A small benchmark for functional languages targeting web browsers

2 July 2022 (programming haskell idris javascript)

I had an idea for a retro-gaming project that will require a MOS 6502 emulator that runs smoothly in the browser and can be customized easily. Because I only need the most basic of functionality from the emulation (I don't need to support interrupts, timing accuracy, or even the notion of cycles), I thought I'd just quickly write one. This post is not about the actual retro-gaming project that prompted this, but instead, my experience with the performance of the generated code using various functional-for-web languages.

As I usually do in situations like this, I started with a Haskell implementation to serve as a kind of executable specification, to make sure my understanding of the details of various 6502 instructions is correct. This Haskell implementation is nothing fancy: the outside world is modelled as a class MonadIO m => MonadMachine m, and the CPU itself runs in MonadMachine m => ReaderT CPU m, using IORefs in the CPU record for registers.

The languages

Ironing out all the wrinkles took a whole day, but once it worked well enough, it was time for the next step: rewriting it in a language that can then target the browser. PureScript seemed like an obvious choice: it's used a lot in the real world so it should be mature enough, and with how simple my Haskell code is, PureScript's idiosyncracies compared to Haskell shouldn't really come into play beyond the syntax level. The one thing that annoyed me to no end was that numeric literals are not overloaded, so all Word8s in my code had to be manually fromIntegral'd; and, in an emulator of an eight-bit CPU, there's a ton of Word8 literals...

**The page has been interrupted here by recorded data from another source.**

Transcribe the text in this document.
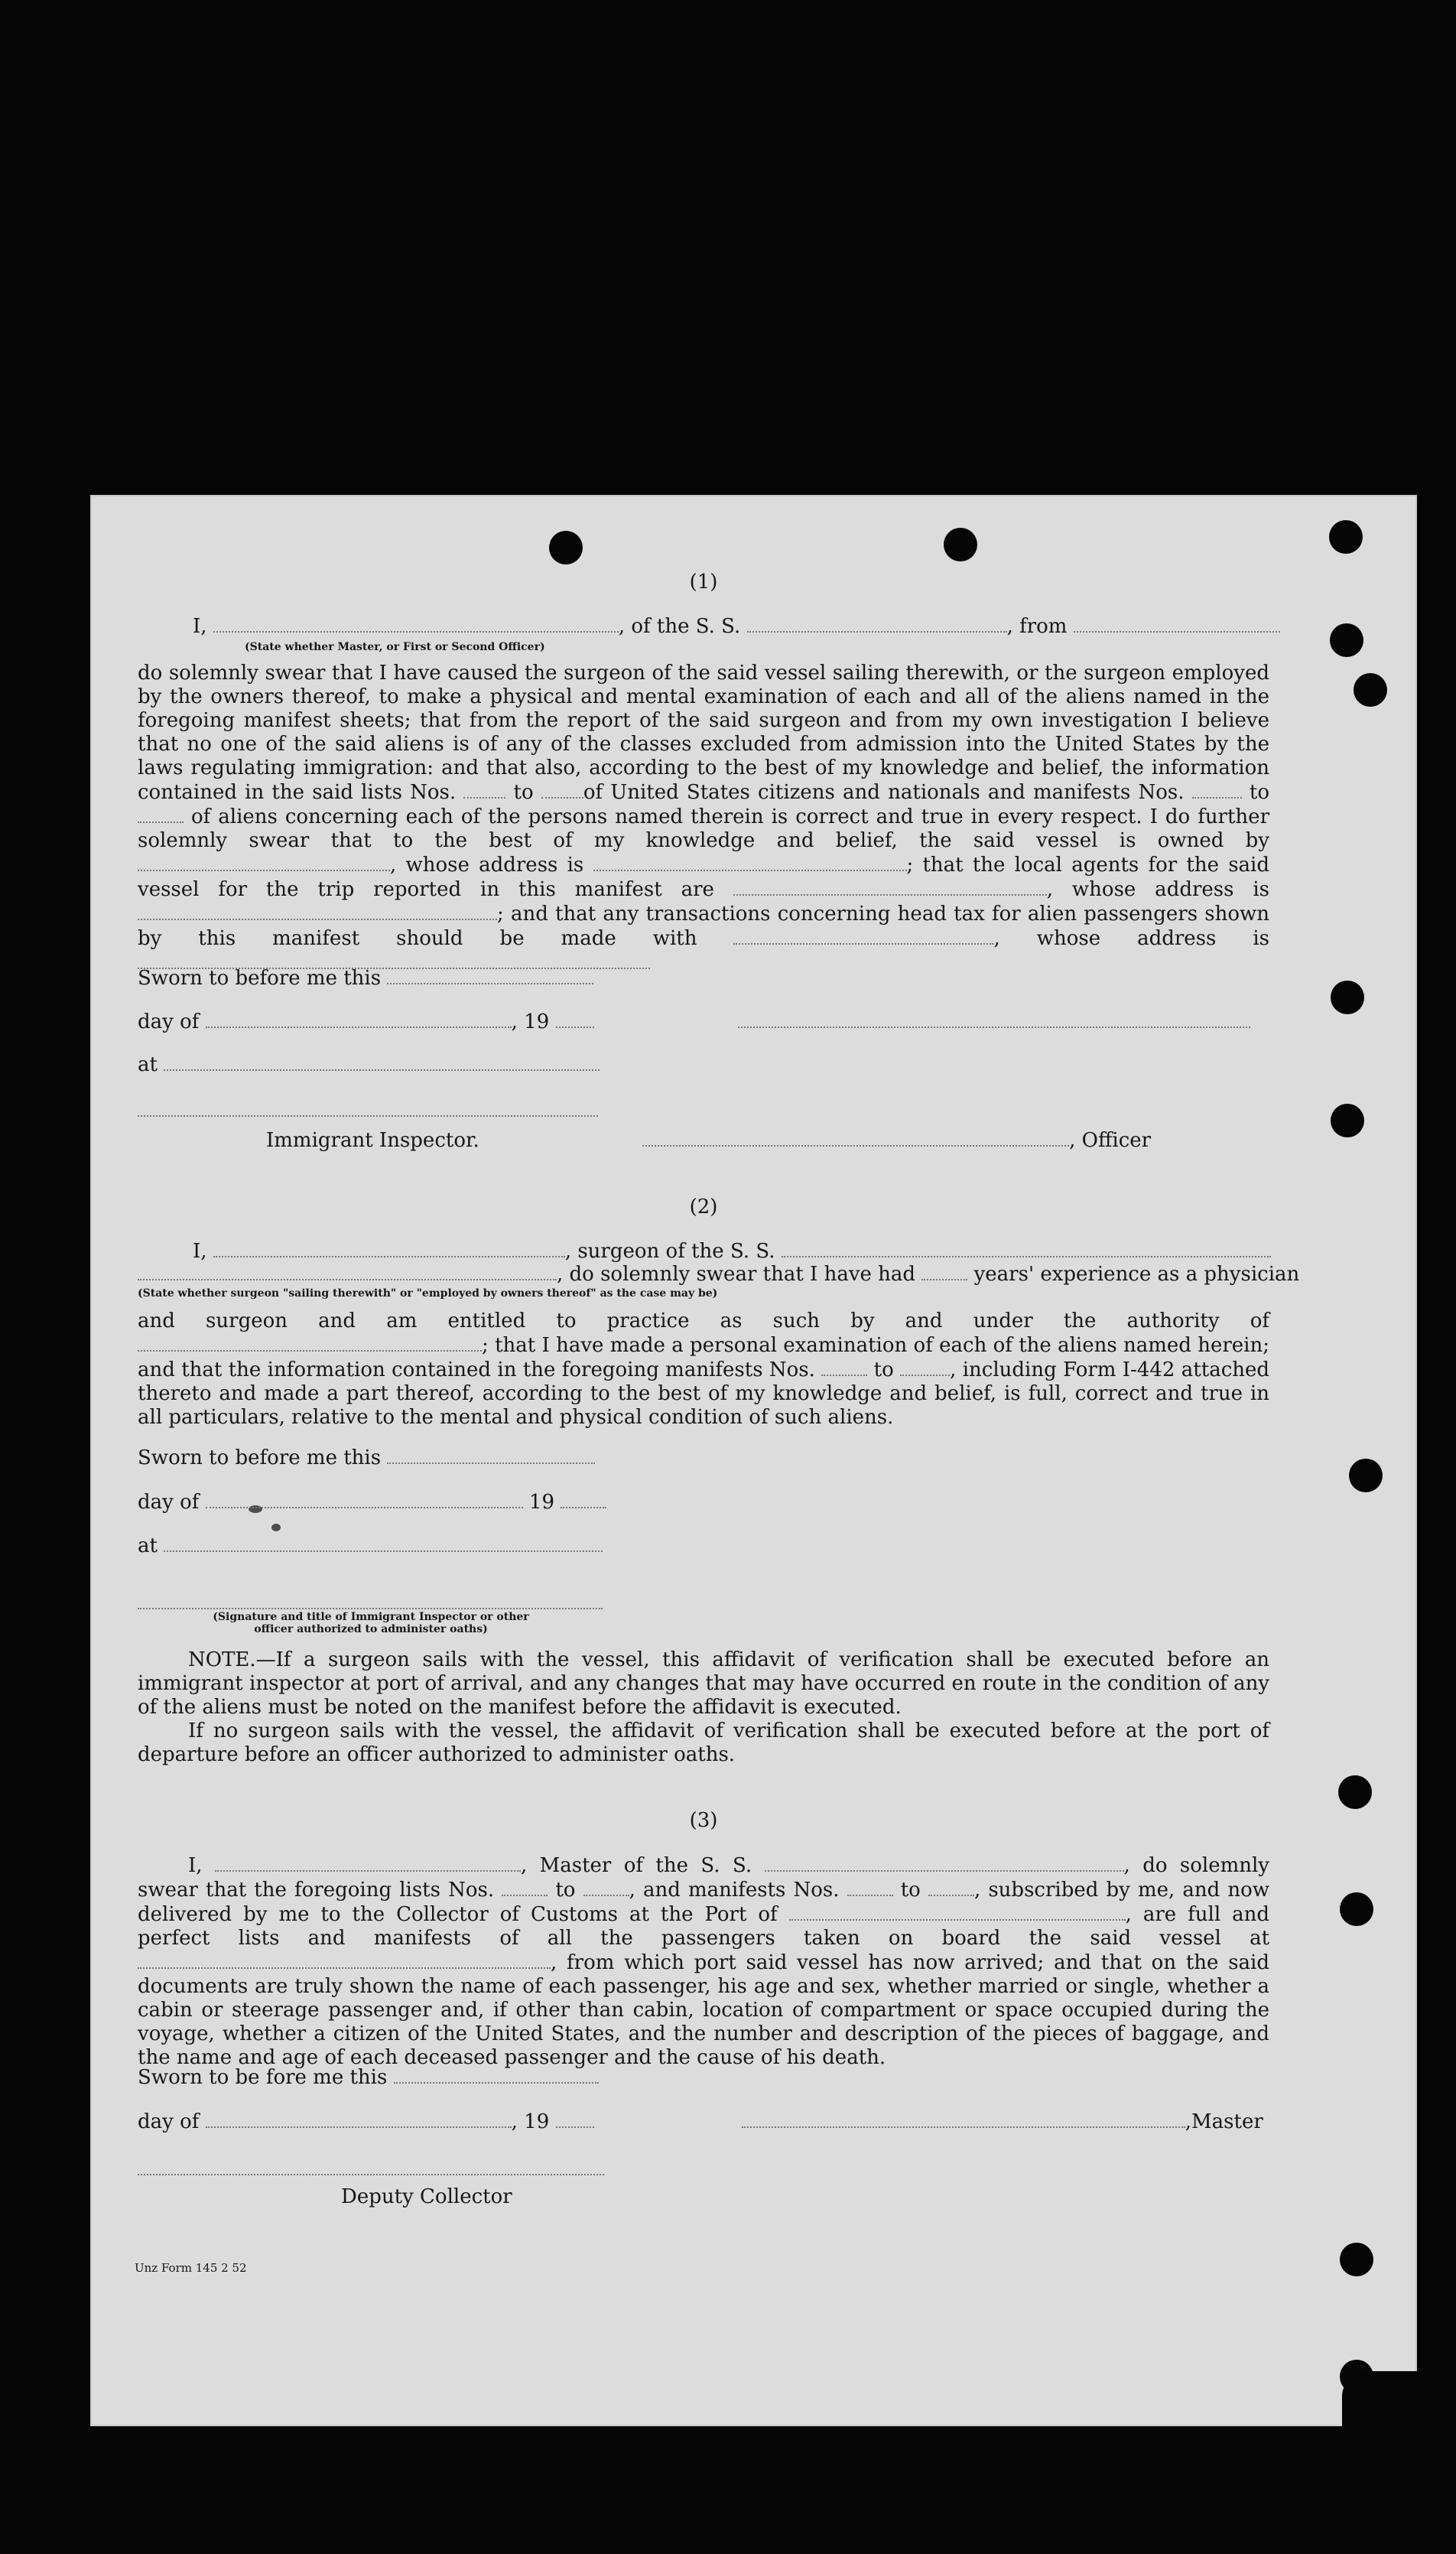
(1)
I,	, of the S. S.	, from
(State whether Master, or First or Second Officer)
do solemnly swear that I have caused the surgeon of the said vessel sailing therewith, or the surgeon employed by the owners thereof, to make a physical and mental examination of each and all of the aliens named in the foregoing manifest sheets; that from the report of the said surgeon and from my own investigation I believe that no one of the said aliens is of any of the classes excluded from admission into the United States by the laws regulating immigration: and that also, according to the best of my knowledge and belief, the information contained in the said lists Nos.	to	of United States citizens and nationals and manifests Nos.	to  of aliens concerning each of the persons named therein is correct and true in every respect. I do further solemnly swear that to the best of my knowledge and belief, the said vessel is owned by , whose address is	; that the local agents for the said vessel for the trip reported in this manifest are	, whose address is ; and that any transactions concerning head tax for alien passengers shown by this manifest should be made with	, whose address is
Sworn to before me this
day of	, 19
at
Immigrant Inspector.	, Officer
(2)
I,	, surgeon of the S. S.
, do solemnly swear that I have had	years' experience as a physician
(State whether surgeon "sailing therewith" or "employed by owners thereof" as the case may be)
and surgeon and am entitled to practice as such by and under the authority of ; that I have made a personal examination of each of the aliens named herein; and that the information contained in the foregoing manifests Nos.	to	, including Form I-442 attached thereto and made a part thereof, according to the best of my knowledge and belief, is full, correct and true in all particulars, relative to the mental and physical condition of such aliens.
Sworn to before me this
day of	19
at
(Signature and title of Immigrant Inspector or other
officer authorized to administer oaths)
NOTE.—If a surgeon sails with the vessel, this affidavit of verification shall be executed before an immigrant inspector at port of arrival, and any changes that may have occurred en route in the condition of any of the aliens must be noted on the manifest before the affidavit is executed.
If no surgeon sails with the vessel, the affidavit of verification shall be executed before at the port of departure before an officer authorized to administer oaths.
(3)
I,	, Master of the S. S.	, do solemnly swear that the foregoing lists Nos.	to	, and manifests Nos.	to	, subscribed by me, and now delivered by me to the Collector of Customs at the Port of	, are full and perfect lists and manifests of all the passengers taken on board the said vessel at , from which port said vessel has now arrived; and that on the said documents are truly shown the name of each passenger, his age and sex, whether married or single, whether a cabin or steerage passenger and, if other than cabin, location of compartment or space occupied during the voyage, whether a citizen of the United States, and the number and description of the pieces of baggage, and the name and age of each deceased passenger and the cause of his death.
Sworn to be fore me this
day of	, 19	,Master
Deputy Collector
Unz Form 145 2 52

The second contender was Idris 2. I've had good experience with Idris 1 for the web when I wrote the ICFP Bingo web app, but that project was all about the DOM manipulation and no computation. I was curious what performance I can get from Idris 2's JavaScript backend.

And then I had to include Asterius, a GHC-based compiler emitting WebAssembly. Its GitHub page states it is "actively maintained by Tweag I/O", but it's actually in quite a rough shape: the documentation on how to build it is out of date, so the only way to try it is via a 20G Docker container...

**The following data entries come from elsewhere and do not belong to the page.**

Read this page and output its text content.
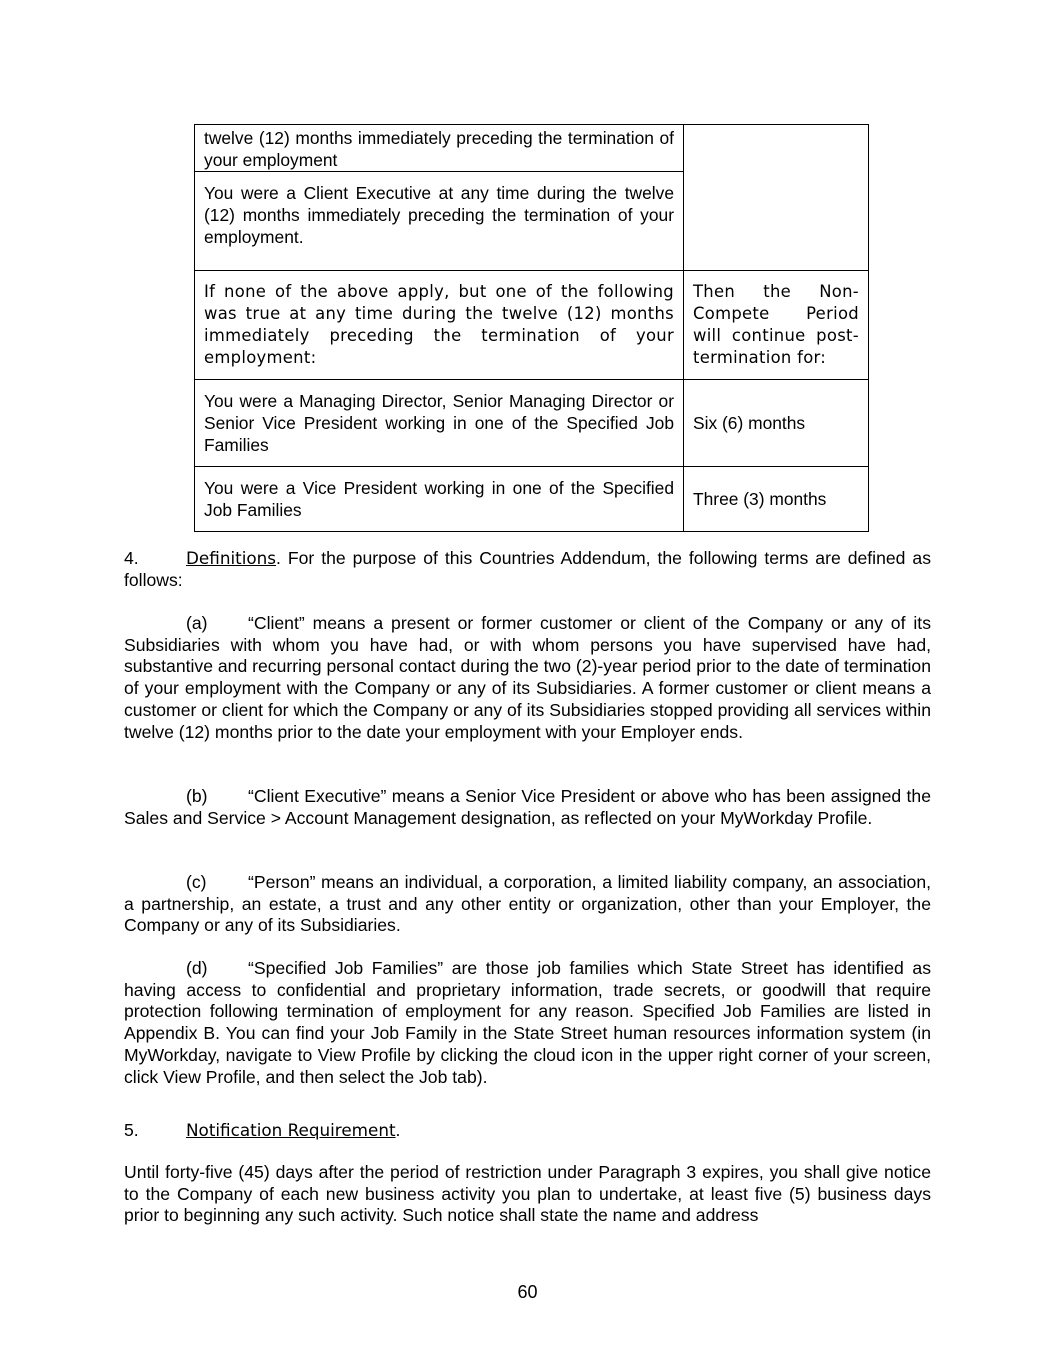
twelve (12) months immediately preceding the termination of your employment	
You were a Client Executive at any time during the twelve (12) months immediately preceding the termination of your employment.	
If none of the above apply, but one of the following was true at any time during the twelve (12) months immediately preceding the termination of your employment:	Then the Non-Compete Period will continue post-termination for:
You were a Managing Director, Senior Managing Director or Senior Vice President working in one of the Specified Job Families	Six (6) months
You were a Vice President working in one of the Specified Job Families	Three (3) months

4.	Definitions. For the purpose of this Countries Addendum, the following terms are defined as follows:

(a) “Client” means a present or former customer or client of the Company or any of its Subsidiaries with whom you have had, or with whom persons you have supervised have had, substantive and recurring personal contact during the two (2)-year period prior to the date of termination of your employment with the Company or any of its Subsidiaries. A former customer or client means a customer or client for which the Company or any of its Subsidiaries stopped providing all services within twelve (12) months prior to the date your employment with your Employer ends.

(b) “Client Executive” means a Senior Vice President or above who has been assigned the Sales and Service > Account Management designation, as reflected on your MyWorkday Profile.

(c) “Person” means an individual, a corporation, a limited liability company, an association, a partnership, an estate, a trust and any other entity or organization, other than your Employer, the Company or any of its Subsidiaries.

(d) “Specified Job Families” are those job families which State Street has identified as having access to confidential and proprietary information, trade secrets, or goodwill that require protection following termination of employment for any reason. Specified Job Families are listed in Appendix B. You can find your Job Family in the State Street human resources information system (in MyWorkday, navigate to View Profile by clicking the cloud icon in the upper right corner of your screen, click View Profile, and then select the Job tab).

5.	Notification Requirement.

Until forty-five (45) days after the period of restriction under Paragraph 3 expires, you shall give notice to the Company of each new business activity you plan to undertake, at least five (5) business days prior to beginning any such activity. Such notice shall state the name and address

60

Notably missing from this list is GHCJS. Unfortunately, I couldn't find an up-to-date version of it; it seems the project, or at least work on integrating with standard Haskell tools like Stack, has died off.

To compare performances, I load the same memory image into the various emulators, set the program counter to the same starting point, and run it for 4142 instructions until a certain target instruction is reached. To paper over the browser's JavaScript JIT engine etc., each test runs for 100 times first as a warm-up, then 100 times measured.

Beside the PureScript, Idris 2, and GHC/Asterius implementations, I have also added a fourth version to serve as the baseline: vanilla JavaScript. Of course, I tried to make it as close to the functional versions as possible; I hope what I wrote is close to what could reasonably be expected as the output of a compiler.

Performance results

The following numbers come from the collected implementations in this GitHub repo. The PureScript and Idris 2 versions have been improved based on ideas from the respective Discord channels. For PureScript, using the CPS-transformed version of Reader helped; and in the case of Idris 2, Stefan Höck's changes of arguments instead of ReaderT, and using PrimIO when looping over instructions, improved performance dramatically.

Implementation Generated code size (bytes) Average time of 4142 instructions (ms)
JavaScript 12,877 0.98
ReasonML/ReScript 27,252 1.77
Idris 2 60,379 6.38
Clean 225,283 39.41
PureScript 151,536 137.03
GHC/Asterius 1,448,826 346.73

So Idris 2 comes out way ahead of the pack here: unless you're willing to program in JavaScript, it's by far your best bet both for tiny deployment size and superb performance. All that remains to improve is to compile monad transformer stacks better so that the original ReaderT code works as well as the version using implicit parameters

To run the benchmark yourself, checkout the GitHub repo, run make in the top-level directory, and then use a web browser to open _build/index.html and use the JavaScript console to run await measureAll().

Update on 2022-07-08

I've added ReScript (ReasonML for the browser), which comes in as the new functional champion! I still wouldn't want to write this program in ReScript, though, because of the extra pain caused it lacks not only overloaded literals, but even type-driven operator resolution...

Also today, I have received a pull request from Camil Staps that adds a Clean implementation.